As the story goes, a young Adams approached Allen, then riding the crest of a wave with BTO, wanting him to manage him. Still very much a greenhorn in the music business, Allen wavered in signing Adams, at which point the young buck lashed out and famously kicked an aluminum garbage can in his office. Until five years ago, when I last was in his office, that dented can remained in Allen’s office as a reminder of a deal done on a handshake. Adams’ anger was Allen’s confirmation that the kid was driven and sincere.
Managers come in many shapes and colours. Some suck the lifeblood from their clients and live off percentages. Others see the potential in them and look for newfound opportunities. Allen has always been an ingenious innovator and a lifelong friend to his acts. He told me once that he phoned or spoke in person with them at least three times, sometimes as many as five times a day. He was wedded to them.
He believed in them, and his sole mission was to build their careers the best way he knew was to follow the dollar and build wealth for them listing with blue-blooded clients that led him from Brunei to Buckingham Palace.
There has been no acknowledgement of the falling out, but Bruce Allen Talent’s website no longer acknowledges Adams as a client, and Adams’ website similarly has no acknowledgement of Allen as his manager. Insiders say that Adams, short-term, is managing his affairs. Billboard Canada FYI has reached out to both Adams and Allen, as well as their management companies and artist agencies, and none has provided comment as of press time.
A multi-millionaire with income derived from royalty streams from his lengthy and uber-successful career as a singer-songwriter (and photographer), Adams continues to earn as much as US$350K in 2022 with an estimated US$75M in net worth.
Anecdotally, the breach in the handshake agreement is believed to be in a disagreement between the manager and artist over future direction, in particular Adams’ insistence on spending on new albums.
Unsubstantiated and uncorroborated by either side is a rumoured divisive argument over new material.
Allen, a sage reader of popular opinion, is believed to have argued about overspending on new albums and videos, whereas client Bryan Adams has spent big money on his last contracted albums with Universal, and a 2021 deal with RCA. Both albums cost a bucket of cash and earned him questionable additional box office dollars.
It's an age-old argument with heritage acts that want to remain relevant and record new material; whereas wisdom has shown that young and old fans have singular interests in having aging hit acts replicate hit songs on tour.
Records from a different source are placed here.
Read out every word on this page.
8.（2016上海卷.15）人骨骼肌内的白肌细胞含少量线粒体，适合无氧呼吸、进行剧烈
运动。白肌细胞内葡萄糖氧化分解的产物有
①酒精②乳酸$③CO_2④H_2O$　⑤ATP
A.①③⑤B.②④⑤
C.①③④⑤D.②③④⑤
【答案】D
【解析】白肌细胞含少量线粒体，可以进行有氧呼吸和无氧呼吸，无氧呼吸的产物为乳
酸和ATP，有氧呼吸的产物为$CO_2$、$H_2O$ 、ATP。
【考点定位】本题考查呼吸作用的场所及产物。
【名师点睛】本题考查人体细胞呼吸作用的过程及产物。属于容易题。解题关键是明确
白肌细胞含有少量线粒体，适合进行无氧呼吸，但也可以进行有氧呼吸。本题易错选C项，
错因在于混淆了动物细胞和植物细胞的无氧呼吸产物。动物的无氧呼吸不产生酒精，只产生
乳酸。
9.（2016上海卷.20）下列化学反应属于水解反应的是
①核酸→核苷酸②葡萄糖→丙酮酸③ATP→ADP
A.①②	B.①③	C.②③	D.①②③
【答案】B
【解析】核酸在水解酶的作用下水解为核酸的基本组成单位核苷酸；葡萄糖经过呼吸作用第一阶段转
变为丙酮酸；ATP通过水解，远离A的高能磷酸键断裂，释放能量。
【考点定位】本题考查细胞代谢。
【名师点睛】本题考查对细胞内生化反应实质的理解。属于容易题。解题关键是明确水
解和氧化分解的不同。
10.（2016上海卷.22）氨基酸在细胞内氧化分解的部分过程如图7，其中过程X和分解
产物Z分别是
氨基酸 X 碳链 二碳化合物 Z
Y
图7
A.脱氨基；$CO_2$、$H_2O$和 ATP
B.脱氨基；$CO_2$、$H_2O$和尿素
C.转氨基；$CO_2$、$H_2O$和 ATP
Adams is as smart at crafting hit songs as he is at photographing iconic artists and extending his career, but without Allen as his manager, untethered his career and his income streams are less predictable as a weather forecast in late autumn. For former manager Bruce Allen, Adams’ exit is likely as sad as it is welcomed. Adams’ global reach is a nightmare of entry visas, tour red tape, and local tax and currency exchanges.